Advertising and Technology

attention-merchantsMost industry folks know the name Tim Wu. He’s the Columbia professor that coined the phrase ‘net neutrality’ and who has been an advisor to the FCC on telecom issues. He’s written a new book, The Attention Merchants, about the history of advertising that culminates with the advertising we see today on the Internet.

Wu specifically looks at what he calls the attention industry, being that part of advertising that works hard to get people’s attention – as opposed to the part of the industry that produces advertising copy and materials. Wu pegs the start of the attention industry with the New York Sun, a scandal sheet started in 1833 that built up circulation by selling papers at a low price that included sensational (and untrue) content. The Sun was the first generation of publications like today’s National Enquirer and like a lot of websites today that peddle fake news. But that model worked and Herbert Simon of the Sun created an industry and made a lot of money selling advertisements.

Wu has painted a picture about advertising in terms of its place in the larger society. He observes that advertising has always come in cycles. At times advertisers grow to become too pervasive and annoying, and society then reacts by ignoring the abuses or by forcing the end to the largest abuses of the industry.

Wu traces the history of the attention industry through the years. He looks at the development of billboards and at state-sponsored propaganda machines like the British during WW1 and the Germans in WW2. He ends up by looking at Google, Facebook, Instagram and others as today’s latest manifestation of industries built from the concept of gaining people’s attention.

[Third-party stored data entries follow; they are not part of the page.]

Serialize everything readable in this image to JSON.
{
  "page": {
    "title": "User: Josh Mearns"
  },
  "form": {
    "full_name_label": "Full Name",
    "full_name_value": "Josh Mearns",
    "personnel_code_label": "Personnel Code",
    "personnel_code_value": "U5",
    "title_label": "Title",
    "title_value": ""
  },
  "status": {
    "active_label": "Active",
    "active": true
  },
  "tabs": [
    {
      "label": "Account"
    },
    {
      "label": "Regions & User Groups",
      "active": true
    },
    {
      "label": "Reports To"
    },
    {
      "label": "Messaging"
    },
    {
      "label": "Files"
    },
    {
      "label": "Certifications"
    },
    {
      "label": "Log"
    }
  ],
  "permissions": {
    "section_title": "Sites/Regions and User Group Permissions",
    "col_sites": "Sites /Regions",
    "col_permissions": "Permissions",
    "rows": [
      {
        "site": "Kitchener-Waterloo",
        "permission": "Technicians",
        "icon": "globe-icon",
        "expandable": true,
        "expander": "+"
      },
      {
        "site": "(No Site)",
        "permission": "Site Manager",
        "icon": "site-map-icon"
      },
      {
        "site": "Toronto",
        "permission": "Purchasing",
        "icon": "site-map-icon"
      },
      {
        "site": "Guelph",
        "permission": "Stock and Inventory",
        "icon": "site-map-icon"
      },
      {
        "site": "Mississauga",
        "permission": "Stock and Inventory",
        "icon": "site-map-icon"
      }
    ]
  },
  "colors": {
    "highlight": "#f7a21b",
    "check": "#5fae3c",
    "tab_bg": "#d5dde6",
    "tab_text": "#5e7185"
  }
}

The attention industry has changed along with technology, and so Wu’s story is as much about technology as advertising. From the early days of sensational newspapers the attention industry morphed over the years to adapt to the new technologies of radio, television and now the Internet.

Probably the heyday of advertising was during the 1950s in the US when as many as two-thirds of the nation tuned in to watch the same shows like I Love Lucy or the Ed Sullivan Show. Advertisers for those shows caught the attention of the whole nation at the same time. But that uniformity of a huge market fragmented over time with the advent of cable TV and multiple channels for people to watch.

Today we are in the process of carrying advertising to the ultimate degree where ads are being aimed at specific people. The attention industry is spending a lot of money today on big data and on building profiles for each of us that are then sold to specific advertisers.

But we are already seeing the pushback from this effort. At the end of 2016 it was reported that over 70 million Americans were using ad blockers. These ad blockers don’t stop all ads and the advertising industry is working hard to do an end run around ad blockers. But it’s clear that like at times in the past, the advertisers have gone too far for many people. In the early days of the tabloids there was a lot of advertising for fake health products and other dangerous items and the government stepped in and stopped the worst of the practices. When TV ads became too pervasive and repetitive people invested in TiVo and DVRs in order to be able to skip the ads.

And the same is happening with online advertising. I am probably a good example and I rarely notice online advertising any more. I use an ad blocker to block a lot of it. I refuse to use web sites that are too annoying with pop-ups or other ads. And over time I’ve trained my eyes to just not notice online ads on web pages and on social media streams. And so advertisers are wasting their money on me, as they are on many people who have grown immune to the new forms of online ads.

But advertisers wouldn’t be going through the efforts if it didn’t work. Obviously online advertising is bringing tangible results or companies wouldn’t be moving the majority of their ad revenues from other media to the web. Wu’s book is a fascinating read that puts today’s advertising into perspective – it’s mostly the attention industry doing the same things they’ve always done, wrapped into a new medium. The technology may be new, but this is still the same attention industry that was trying to gain eyeballs in the 1800s. If nothing else, the book reminds us that the goal of the industry is to get your attention – and that you have a choice to participate or not.